A number of agents are in development for brain metastasis, with newer anti-HER2 agents and PI3K inhibitors high on the list.
Current Approach
Dr. Winer summarized what he considers the best approach to HER2-positive CNS disease at the current time. Initial treatment is local therapy in the vast majority of patients. For patients with limited disease, surgery or stereotactic radiosurgery, with or without whole-brain radiotherapy, is recommended. For those with extensive disease, whole-brain radiotherapy,
“In my opinion, there is no need to change systemic therapy in a patient for whom it is working,” he said. “Systemic therapy alone is acceptable in highly selected patients. The patient who did well on trastuzumab and who develops brain metastasis can stay on it. There is no need to switch to lapatinib at that point.”
Upon progression, localized disease can sometimes still be treated with local therapy. Systemic therapy, outside of a clinical trial, usually consists of capecitabine/lapatinib, but other regimens can also be effective, he said. Dr. Winer cautioned against “treating every lesion just because it’s there,” noting that many small lesions revealed by imaging can remain quiescent for an extended period, and some represent radionecrosis.

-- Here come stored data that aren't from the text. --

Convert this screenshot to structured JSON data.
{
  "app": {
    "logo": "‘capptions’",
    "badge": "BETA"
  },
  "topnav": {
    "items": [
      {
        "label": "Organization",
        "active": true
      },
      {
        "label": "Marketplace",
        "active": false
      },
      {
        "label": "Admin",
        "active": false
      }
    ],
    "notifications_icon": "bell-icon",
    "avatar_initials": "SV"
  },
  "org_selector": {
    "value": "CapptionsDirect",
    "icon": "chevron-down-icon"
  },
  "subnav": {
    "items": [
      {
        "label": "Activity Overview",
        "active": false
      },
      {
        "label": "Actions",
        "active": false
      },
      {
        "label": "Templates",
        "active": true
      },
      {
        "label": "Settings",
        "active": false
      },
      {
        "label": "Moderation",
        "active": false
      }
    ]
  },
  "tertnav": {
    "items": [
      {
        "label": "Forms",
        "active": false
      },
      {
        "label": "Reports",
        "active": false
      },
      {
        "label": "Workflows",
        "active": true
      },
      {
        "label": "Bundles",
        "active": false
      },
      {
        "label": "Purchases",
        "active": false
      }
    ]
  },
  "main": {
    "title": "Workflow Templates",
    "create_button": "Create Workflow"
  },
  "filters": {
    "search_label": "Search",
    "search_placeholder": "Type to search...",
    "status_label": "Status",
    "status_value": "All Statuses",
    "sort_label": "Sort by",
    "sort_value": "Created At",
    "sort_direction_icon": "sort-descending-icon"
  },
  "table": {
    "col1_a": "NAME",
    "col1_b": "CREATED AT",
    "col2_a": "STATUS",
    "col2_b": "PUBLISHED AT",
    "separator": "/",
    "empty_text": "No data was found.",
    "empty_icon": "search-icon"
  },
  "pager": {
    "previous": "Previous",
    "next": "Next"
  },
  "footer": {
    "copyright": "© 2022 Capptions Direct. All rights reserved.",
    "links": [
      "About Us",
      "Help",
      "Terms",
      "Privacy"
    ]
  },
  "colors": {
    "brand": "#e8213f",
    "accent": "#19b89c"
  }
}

In the future, research may explain why the brain is a common site of disease spread for patients with HER2-positive breast cancer, and offer a means of better treatment, he concluded. ■
Disclosure: Dr. Winer reported no potential conflicts of interest.
References
1. Lin NU, Diera V, Paul D, et al: Multicenter phase II study of lapatinib in patients with brain metastases from HER2-positive breast cancer. Clin Cancer Res 15:1452-1459, 2009.
2. Bachelot TD, Romieu G, Campone M, et al: LANDSCAPE: An FNCLCC phase II study with lapatininb and capecitabine in patients with brain metastases from HER2-positive metastatic breast cancer before whole-brain radiotherapy. J Clin Oncol 29(15 suppl):Abstract 509, 2011.